Mill didn’t shake his hand. “Circuit rider, huh?” Mill suggested the gun on the preacher’s hip, snorting a little. “You preach at gunpoint?”
The preacher managed a smile, though he knew that Mill probably saw right through it. “Gift from my wife. Jesus said, ‘Be wise as serpents, but gentle as doves.’ She figured while I was out on my long rides, if I got in a tight spot, I’d get further with a kind word and a gun than just a kind word. If it makes any difference to you, she’s been drawn, cocked, and cleaned a hundred times, but never fired.”
The was a lie, but the preacher wanted to give Mill some sort of comfort.
Mill kept staring, inscrutable. “She loaded?”
“She’d be worthless if she weren’t,” the preacher answered.
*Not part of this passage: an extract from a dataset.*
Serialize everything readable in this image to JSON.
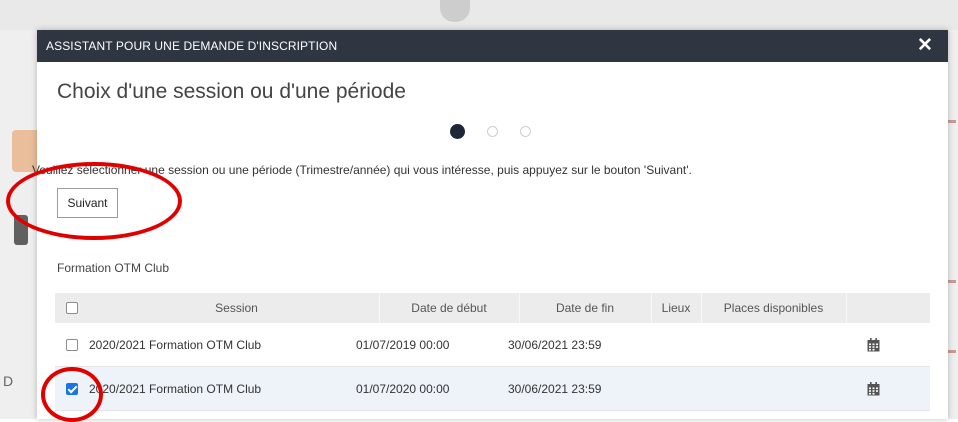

He chewed mouthful after mouthful of beans because he knew his body needed them, but still they tasted of ashes in his mouth. Every swallow was a struggle.
A long silence fell. “You gonna be on your way early?” Mill finally asked, and the message was clear: I’ll give you what hospitality I can, but I don’t want you lingering.
“’Spect so,” the preacher said. “Just needed somewhere to sleep. Be on my way soon as me and the horse are rested.”
Satisfied, Mill left him. The preacher finished his beans and sopped up their gravy with the cornbread. Before the last spoonful went down, tears cut new tracks down his cheeks and salted his cornbread.